Trump’s tariff war erases Wall Street’s post-election gains.

Wall Street’s premier stock market has erased its gains since Donald Trump’s November election after the U.S. imposed tariffs on its closest allies and China. The S&P 500 has seen a $3.4 trillion reduction in company valuations, marking a 5.6% drop from its record high last month.

The index has fallen 1.5% to 5,764.38—lower than its levels before Trump’s election on November 5—effectively undoing the so-called Trump trades that had driven market gains.

Since February 19, the S&P 500 has lost a staggering $3.3 trillion, averaging $330 billion per trading day over the past 10 days.

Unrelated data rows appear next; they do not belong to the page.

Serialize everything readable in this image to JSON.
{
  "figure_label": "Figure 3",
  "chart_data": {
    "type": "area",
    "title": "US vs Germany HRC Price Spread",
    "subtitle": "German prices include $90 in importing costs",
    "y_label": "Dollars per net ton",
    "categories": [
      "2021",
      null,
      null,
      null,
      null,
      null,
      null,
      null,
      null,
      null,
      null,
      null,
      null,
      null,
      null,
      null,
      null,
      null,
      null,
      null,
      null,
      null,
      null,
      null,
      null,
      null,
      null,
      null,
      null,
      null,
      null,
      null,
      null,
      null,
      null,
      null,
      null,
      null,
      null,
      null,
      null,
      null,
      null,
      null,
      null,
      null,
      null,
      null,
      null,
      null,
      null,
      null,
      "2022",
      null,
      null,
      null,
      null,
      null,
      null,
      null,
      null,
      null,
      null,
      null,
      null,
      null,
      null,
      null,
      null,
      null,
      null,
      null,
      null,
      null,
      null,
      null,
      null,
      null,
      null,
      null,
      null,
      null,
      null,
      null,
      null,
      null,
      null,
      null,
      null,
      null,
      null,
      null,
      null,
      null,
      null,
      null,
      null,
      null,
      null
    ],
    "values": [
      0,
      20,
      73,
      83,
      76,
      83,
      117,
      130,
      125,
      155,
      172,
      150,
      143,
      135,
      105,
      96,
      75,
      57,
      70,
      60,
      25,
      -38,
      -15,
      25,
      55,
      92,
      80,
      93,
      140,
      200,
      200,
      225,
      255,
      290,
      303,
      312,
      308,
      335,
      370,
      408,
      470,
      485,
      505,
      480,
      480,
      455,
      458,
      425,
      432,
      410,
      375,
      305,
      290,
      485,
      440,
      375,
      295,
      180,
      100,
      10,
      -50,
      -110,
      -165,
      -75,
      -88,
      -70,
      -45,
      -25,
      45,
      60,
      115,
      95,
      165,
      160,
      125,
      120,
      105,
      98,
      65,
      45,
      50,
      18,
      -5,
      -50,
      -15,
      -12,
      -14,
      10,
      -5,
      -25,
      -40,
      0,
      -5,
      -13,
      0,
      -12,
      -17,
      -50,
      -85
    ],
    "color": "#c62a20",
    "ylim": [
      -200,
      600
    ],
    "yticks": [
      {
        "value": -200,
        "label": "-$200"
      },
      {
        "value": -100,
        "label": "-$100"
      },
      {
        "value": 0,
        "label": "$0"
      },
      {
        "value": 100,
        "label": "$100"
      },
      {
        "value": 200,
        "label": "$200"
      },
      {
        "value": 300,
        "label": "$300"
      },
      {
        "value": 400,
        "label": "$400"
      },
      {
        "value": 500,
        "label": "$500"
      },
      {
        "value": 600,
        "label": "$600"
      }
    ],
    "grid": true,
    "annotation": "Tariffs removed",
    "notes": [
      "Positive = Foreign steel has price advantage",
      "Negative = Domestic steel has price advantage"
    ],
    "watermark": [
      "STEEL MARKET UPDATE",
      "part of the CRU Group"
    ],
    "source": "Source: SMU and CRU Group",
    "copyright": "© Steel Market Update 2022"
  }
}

This development comes amid a global stock market selloff, with major indexes in Germany and Italy dropping by more than 3%, and those in France and Paris falling over 2%. Even the FTSE 100, typically viewed as more insulated from U.S. trade threats, plunged by over 1% amid fears that the tariffs could trigger a global economic downturn.

On a day marked by significant market volatility, the price of Brent crude oil slipped below $70 per barrel amid concerns that the tariff measures could weaken demand, even as the OPEC+ cartel pledged to boost production.

The U.S. implemented a 25% tariff on imports from its closest allies, Mexico and Canada, overnight, along with an additional 10% levy on China. In response, Canada and China announced retaliatory measures, while Mexico indicated that it would unveil its counter-response on Sunday.

Deutsche Bank cautioned that this turmoil might even undermine the U.S. dollar’s reputation as a safe-haven asset for global investors. The dollar fell against both the pound and the euro, despite the inflationary risks posed by the tariffs.

George Saravelos, Deutsche Bank’s global head of FX research, noted, “We do not write this lightly. But the speed and scale of global shifts is so rapid that this needs to be acknowledged as a possibility.”